Game Reviewers Leap Out Of The Shadows To Set Their Sights On Dishonored


Dishonored isn’t available until later this week, but reviews for the stealth-action title appeared far and wide today. Reviewers seemed mixed over whether the story writers were too busy hiding in shadows to pay attention to the tale’s conclusion, but seem unanimously agreed on one thing.

Essentially, stepping into the shoes of an assassin hell-bent on revenge may not be exactly honourable, but with dozens of different ways to leave (or avoid leaving) a grisly trail of creatively murdered bodies in Corvo’s wake, it sure is entertaining.


Edge

You don’t have to kill if you apply yourself, and achieving this conveys Dishonored‘s biggest personal rewards.

It’s a brave and interesting statement to make about responsibility and the nature of choice, and if you don’t mind being mildly rebuked for having uncomplicated fun, you don’t need to engage with it at all. For the rest of us, it adds another layer to this sad city. It’s a rare delight to play a game with such consistency of vision, its art design, level architecture, rulesets, storylines and writing all working in lockstep. It’s more than enough to give you a deep connection to Dunwall, and the impulse to work to save it.


The Escapist

You will do many things in Dishonored that you have done in other games – you’ll sneak, you’ll snipe, you’ll knife guys in the neck, you’ll upgrade your gadgets and throw some grenades, and you’ll gawp at how elegantly you do it. What you won’t do is ever forget that you’re in a city fuelled by whale oil and threatened by street gangs, where the rich hide behind the City Watch and the poor weep blood in the streets. You’ll never feel like a visitor in Dishonored, like some impartial observer just there to cause some trouble and go. The details of life on the Isles seep unobtrusively into your pores until you cannot help but feel like a citizen of Dunwall yourself: a very pissed off citizen.

Game Informer

Though I was frustrated by the chaos system and how it steers your actions, the heart of Dishonored is about being inventive, adaptable, and ruthless. The team at Arkane Studios has injected an array of cool possibilities into the simulated city of Dunwall, and discovering them all is a blast. When you come face-to-face with the people who wronged you, your only dilemma is deciding which poetic method of elimination will produce coolest result.

Gamer Limit

At the end of the day, Dishonored doesn’t change the face of the first person or stealth genre, but it contains some fairly neat concepts and presents them in a very playable manner.

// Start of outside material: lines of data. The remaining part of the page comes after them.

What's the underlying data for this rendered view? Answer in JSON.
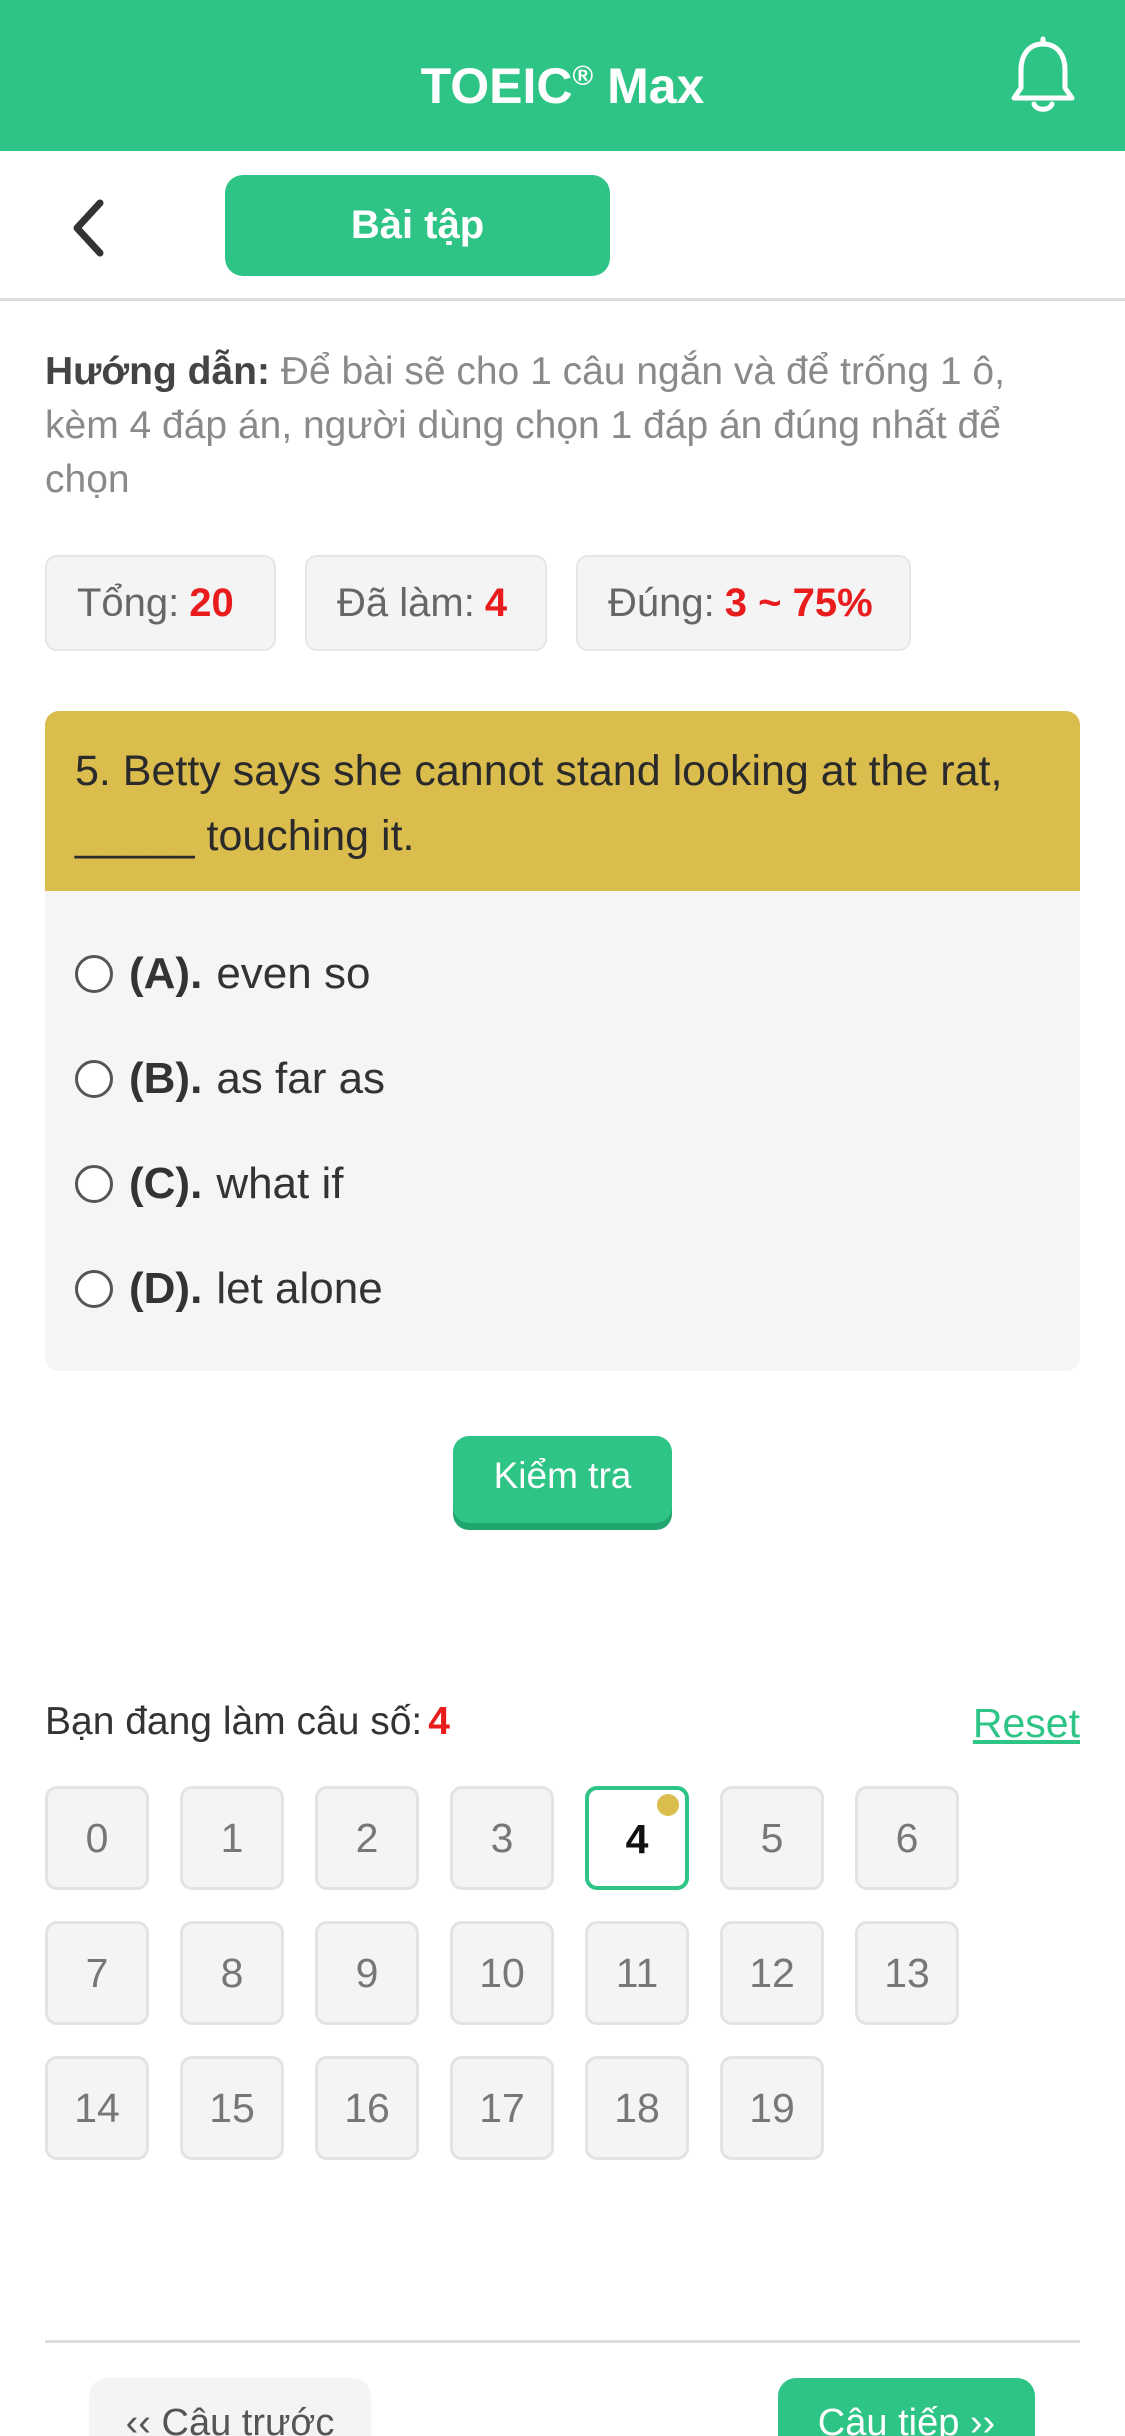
{
  "header": {
    "title": "TOEIC",
    "title_mark": "®",
    "title_suffix": " Max",
    "notification_icon": "bell-icon"
  },
  "subnav": {
    "back_icon": "chevron-left-icon",
    "tab_label": "Bài tập"
  },
  "instruction": {
    "label": "Hướng dẫn:",
    "text": " Để bài sẽ cho 1 câu ngắn và để trống 1 ô, kèm 4 đáp án, người dùng chọn 1 đáp án đúng nhất để chọn"
  },
  "stats": {
    "total_label": "Tổng:",
    "total_value": "20",
    "done_label": "Đã làm:",
    "done_value": "4",
    "correct_label": "Đúng:",
    "correct_value": "3 ~ 75%"
  },
  "question": {
    "text": "5. Betty says she cannot stand looking at the rat, _____ touching it.",
    "options": [
      {
        "key": "(A).",
        "text": "even so"
      },
      {
        "key": "(B).",
        "text": "as far as"
      },
      {
        "key": "(C).",
        "text": "what if"
      },
      {
        "key": "(D).",
        "text": "let alone"
      }
    ]
  },
  "check_label": "Kiểm tra",
  "progress": {
    "label": "Bạn đang làm câu số:",
    "current": "4",
    "reset_label": "Reset"
  },
  "question_numbers": [
    "0",
    "1",
    "2",
    "3",
    "4",
    "5",
    "6",
    "7",
    "8",
    "9",
    "10",
    "11",
    "12",
    "13",
    "14",
    "15",
    "16",
    "17",
    "18",
    "19"
  ],
  "active_question": "4",
  "footer": {
    "prev_label": "‹‹ Câu trước",
    "next_label": "Câu tiếp ››"
  },
  "colors": {
    "brand": "#2ec486",
    "question_header": "#dbbd4d",
    "highlight": "#e81c1c"
  }
}
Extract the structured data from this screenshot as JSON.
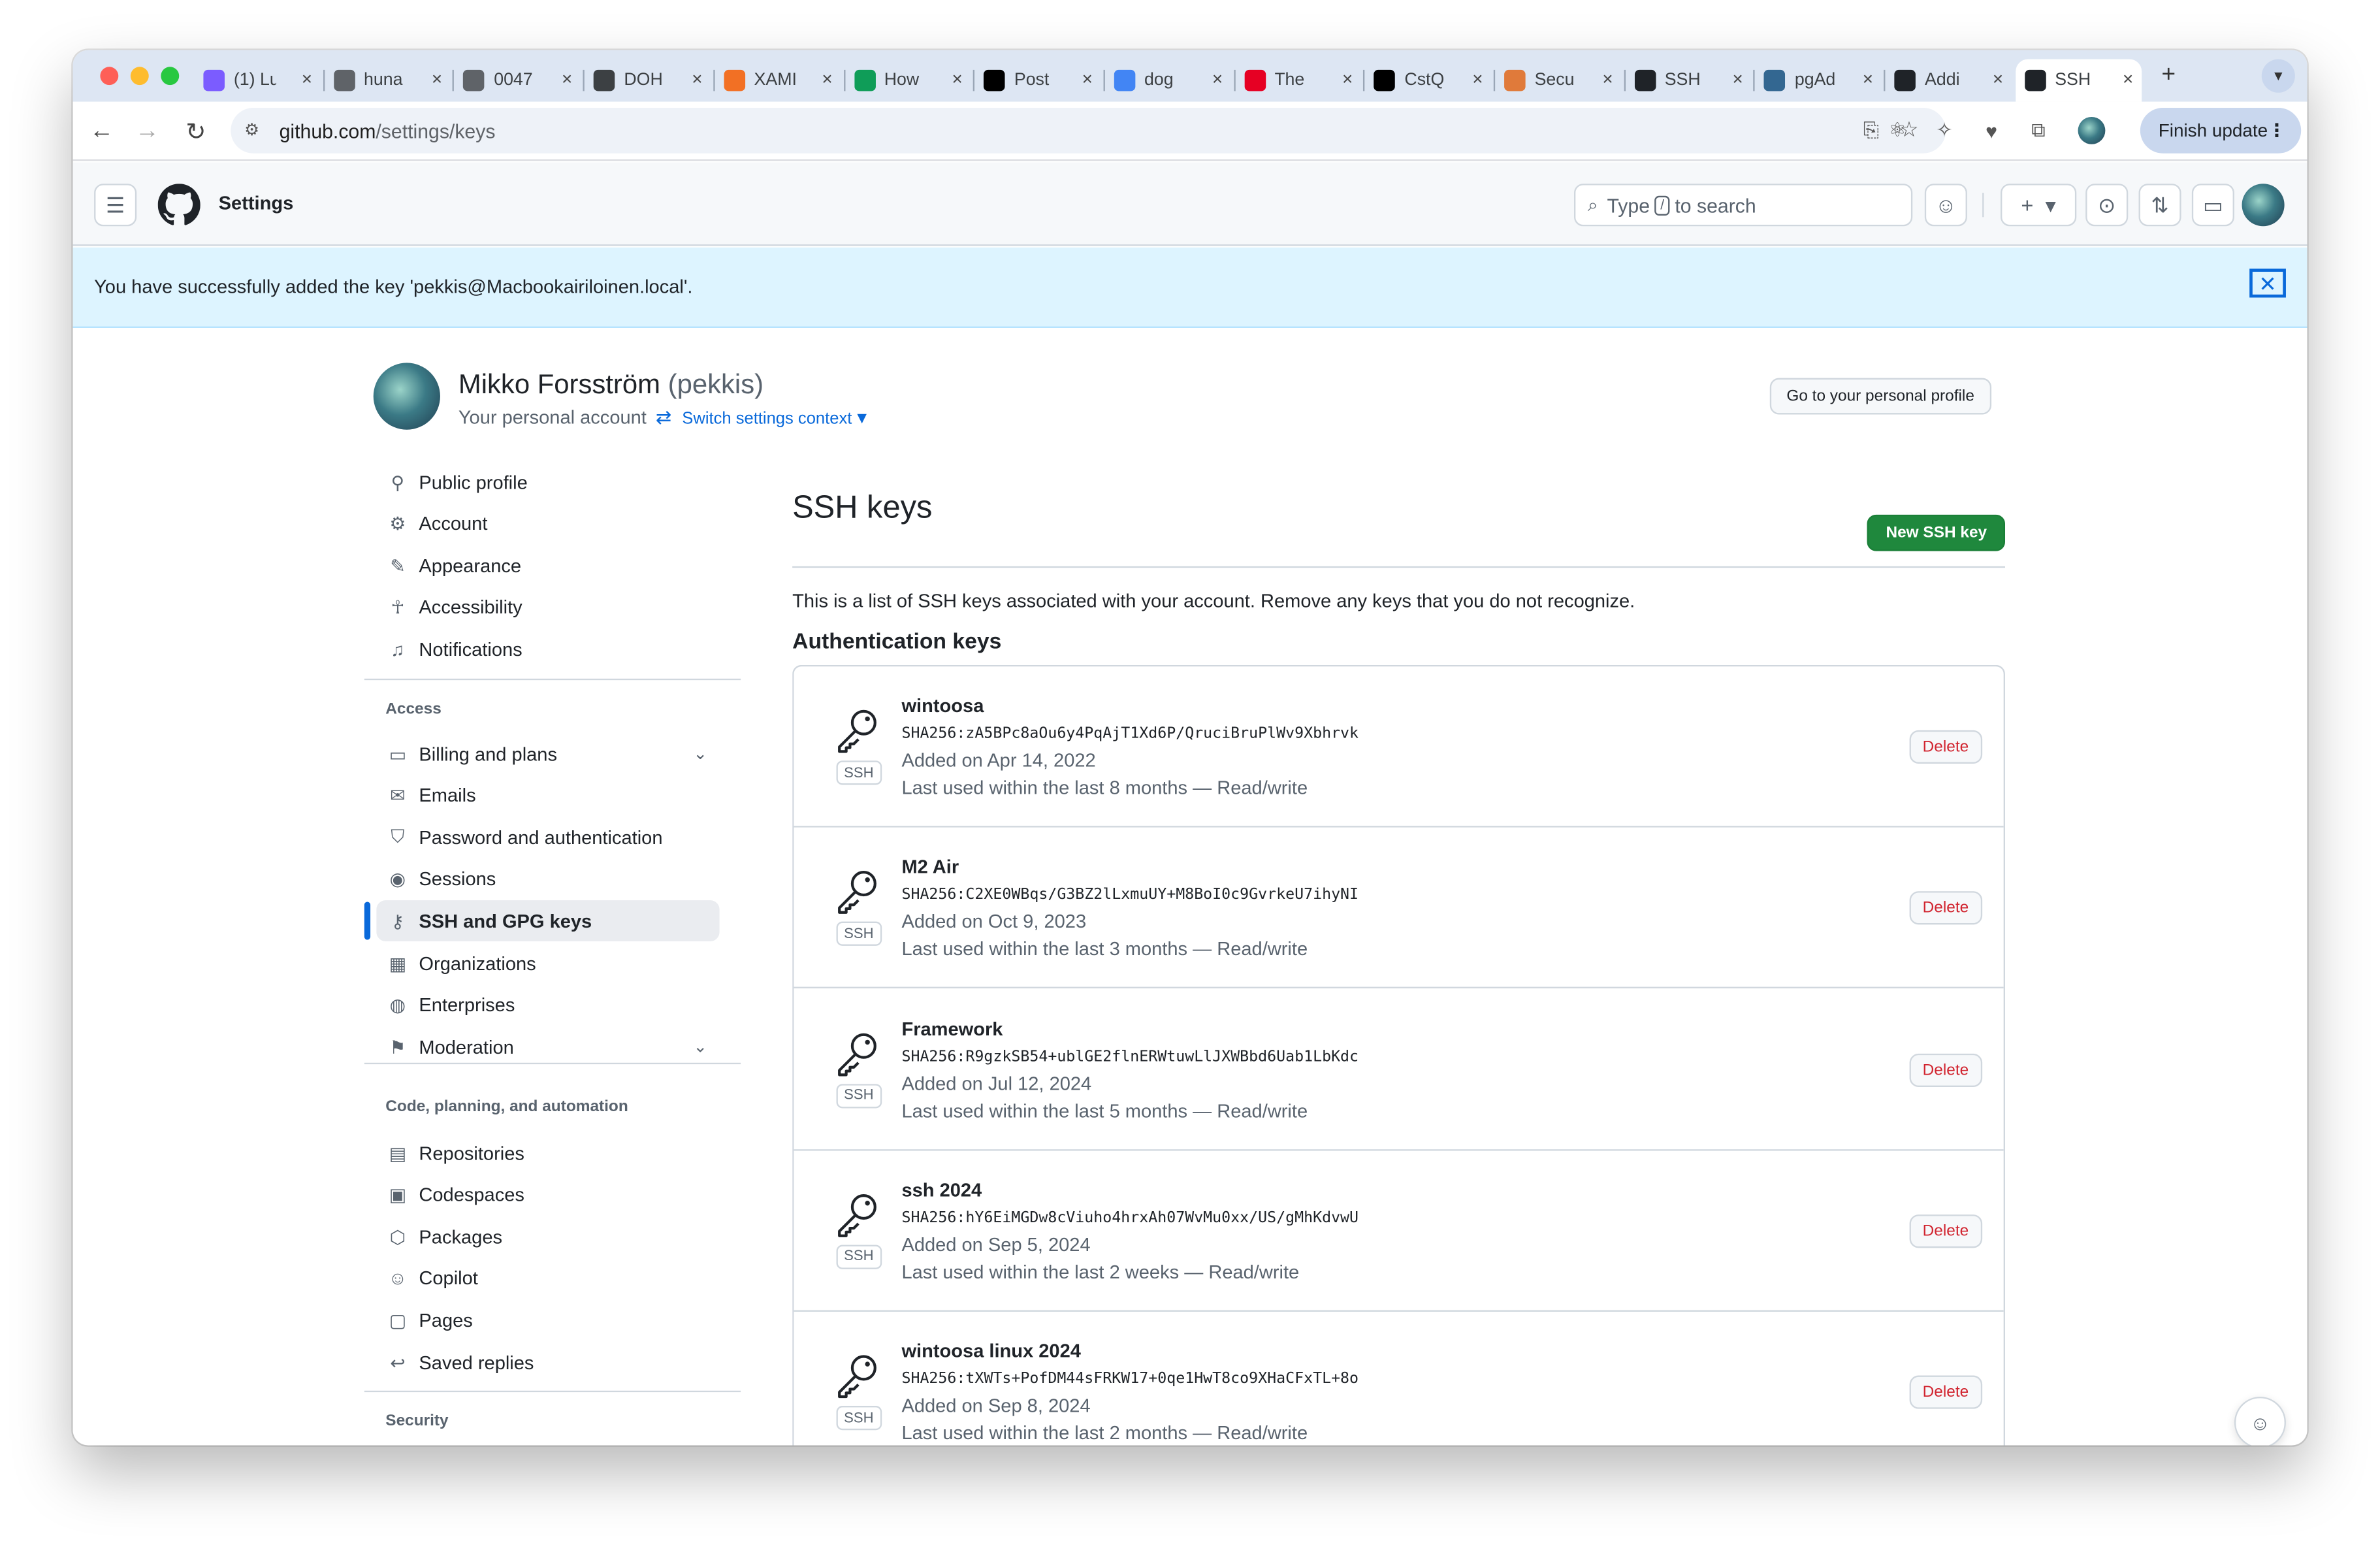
{
  "browser": {
    "tabs": [
      {
        "title": "(1) Lu",
        "icon": "messenger-icon",
        "color": "#7b5cff"
      },
      {
        "title": "huna",
        "icon": "globe-icon",
        "color": "#5f6368"
      },
      {
        "title": "0047",
        "icon": "globe-icon",
        "color": "#5f6368"
      },
      {
        "title": "DOH",
        "icon": "wordpress-icon",
        "color": "#3c4043"
      },
      {
        "title": "XAMI",
        "icon": "xampp-icon",
        "color": "#f27024"
      },
      {
        "title": "How",
        "icon": "sheets-icon",
        "color": "#0f9d58"
      },
      {
        "title": "Post",
        "icon": "medium-icon",
        "color": "#000000"
      },
      {
        "title": "dog",
        "icon": "google-icon",
        "color": "#4285f4"
      },
      {
        "title": "The",
        "icon": "pinterest-icon",
        "color": "#e60023"
      },
      {
        "title": "CstQ",
        "icon": "x-icon",
        "color": "#000000"
      },
      {
        "title": "Secu",
        "icon": "shield-app-icon",
        "color": "#e07a3a"
      },
      {
        "title": "SSH",
        "icon": "github-icon",
        "color": "#1f2328"
      },
      {
        "title": "pgAd",
        "icon": "pgadmin-icon",
        "color": "#336791"
      },
      {
        "title": "Addi",
        "icon": "github-icon",
        "color": "#1f2328"
      },
      {
        "title": "SSH",
        "icon": "github-icon",
        "color": "#1f2328",
        "active": true
      }
    ],
    "url_host": "github.com",
    "url_path": "/settings/keys",
    "finish_update": "Finish update"
  },
  "header": {
    "title": "Settings",
    "search_prefix": "Type",
    "search_key": "/",
    "search_suffix": "to search"
  },
  "flash": {
    "message": "You have successfully added the key 'pekkis@Macbookairiloinen.local'.",
    "close": "✕"
  },
  "profile": {
    "name": "Mikko Forsström",
    "handle": "(pekkis)",
    "subtitle": "Your personal account",
    "switch": "Switch settings context",
    "goto": "Go to your personal profile"
  },
  "sidebar": {
    "items": [
      {
        "label": "Public profile",
        "icon": "person-icon"
      },
      {
        "label": "Account",
        "icon": "gear-icon"
      },
      {
        "label": "Appearance",
        "icon": "paintbrush-icon"
      },
      {
        "label": "Accessibility",
        "icon": "accessibility-icon"
      },
      {
        "label": "Notifications",
        "icon": "bell-icon"
      }
    ],
    "access_head": "Access",
    "access": [
      {
        "label": "Billing and plans",
        "icon": "credit-card-icon",
        "expandable": true
      },
      {
        "label": "Emails",
        "icon": "mail-icon"
      },
      {
        "label": "Password and authentication",
        "icon": "shield-lock-icon"
      },
      {
        "label": "Sessions",
        "icon": "broadcast-icon"
      },
      {
        "label": "SSH and GPG keys",
        "icon": "key-icon",
        "selected": true
      },
      {
        "label": "Organizations",
        "icon": "organization-icon"
      },
      {
        "label": "Enterprises",
        "icon": "globe-icon"
      },
      {
        "label": "Moderation",
        "icon": "report-icon",
        "expandable": true
      }
    ],
    "code_head": "Code, planning, and automation",
    "code": [
      {
        "label": "Repositories",
        "icon": "repo-icon"
      },
      {
        "label": "Codespaces",
        "icon": "codespaces-icon"
      },
      {
        "label": "Packages",
        "icon": "package-icon"
      },
      {
        "label": "Copilot",
        "icon": "copilot-icon"
      },
      {
        "label": "Pages",
        "icon": "browser-icon"
      },
      {
        "label": "Saved replies",
        "icon": "reply-icon"
      }
    ],
    "security_head": "Security"
  },
  "main": {
    "title": "SSH keys",
    "new_key": "New SSH key",
    "description": "This is a list of SSH keys associated with your account. Remove any keys that you do not recognize.",
    "auth_head": "Authentication keys",
    "badge": "SSH",
    "delete": "Delete",
    "keys": [
      {
        "title": "wintoosa",
        "fingerprint": "SHA256:zA5BPc8aOu6y4PqAjT1Xd6P/QruciBruPlWv9Xbhrvk",
        "added": "Added on Apr 14, 2022",
        "used": "Last used within the last 8 months — Read/write"
      },
      {
        "title": "M2 Air",
        "fingerprint": "SHA256:C2XE0WBqs/G3BZ2lLxmuUY+M8BoI0c9GvrkeU7ihyNI",
        "added": "Added on Oct 9, 2023",
        "used": "Last used within the last 3 months — Read/write"
      },
      {
        "title": "Framework",
        "fingerprint": "SHA256:R9gzkSB54+ublGE2flnERWtuwLlJXWBbd6Uab1LbKdc",
        "added": "Added on Jul 12, 2024",
        "used": "Last used within the last 5 months — Read/write"
      },
      {
        "title": "ssh 2024",
        "fingerprint": "SHA256:hY6EiMGDw8cViuho4hrxAh07WvMu0xx/US/gMhKdvwU",
        "added": "Added on Sep 5, 2024",
        "used": "Last used within the last 2 weeks — Read/write"
      },
      {
        "title": "wintoosa linux 2024",
        "fingerprint": "SHA256:tXWTs+PofDM44sFRKW17+0qe1HwT8co9XHaCFxTL+8o",
        "added": "Added on Sep 8, 2024",
        "used": "Last used within the last 2 months — Read/write"
      }
    ]
  }
}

If you’re not into replaying things over and over, you may want to wait for a price-cut, but if you have an open mind, I can’t see you not liking Dishonored.


Giant Bomb

Interesting mission setups, constantly changing locations, and always diverse moment-to-moment interactions with the game’s enemies is Dishonored‘s killer combination.

It’s a good thing, too, since Dishonored is an excellent game, and one worthy of your attention. Dishonored‘s greatest contribution to the genre games like Deus Ex helped establish will be best appreciated by those who’ve been with it from the start, but Arkane has made a game rooted in manipulating artificial intelligence that plays just as well to the guy or gal who wants to shoot stuff. That’s impressive.

IGN

It’s a shame that Dishonored‘s story isn’t greater than the sum of its decidedly memorable parts, but its gameplay absolutely is. Each mission is built as an elaborate network of choices for players to explore, and the same can be said for Corvo himself. Each player’s selection of powers, perks and other upgrades will inform how they see and interact with this world, and no two play-throughs will be exactly the same. Dishonored is a game you’ll talk with your friends about, and that you’ll want to play multiple times. In this game there are always other paths to be taken and other challenges to conquer, and that’s a refreshing thing indeed.


PC Gamer

The fact that someone’s still putting real effort into the PC version of their multi-platform game is one good reason to buy it. But with Dishonored, there are quite a few. The fact that it doesn’t have any unskippable boss fights. That it’s one of the few major new games that isn’t a sequel or a remake. That a developer went to huge lengths to allow players this much freedom, and a publisher gave them the time and money to make it this slick.

It’s a big, shiny example of so much we keep asking for in games, but rarely get. Luckily, the best way to vindicate it is to buy and then play an amazing game.


Kotaku

Playing a video game usually feels like battling against a designer’s mind. Can you figure out exactly how to get past this obstacle? Can you find the solution to this next puzzle? Can you move quickly enough to defeat this boss?

Dishonored is different. Playing Dishonored feels like entering a designer’s playpen. You’re given a set of tools and encouraged to experiment with them, to break them, to explore and adventure and read and fiddle and sneak and kill. Freedom never felt so good.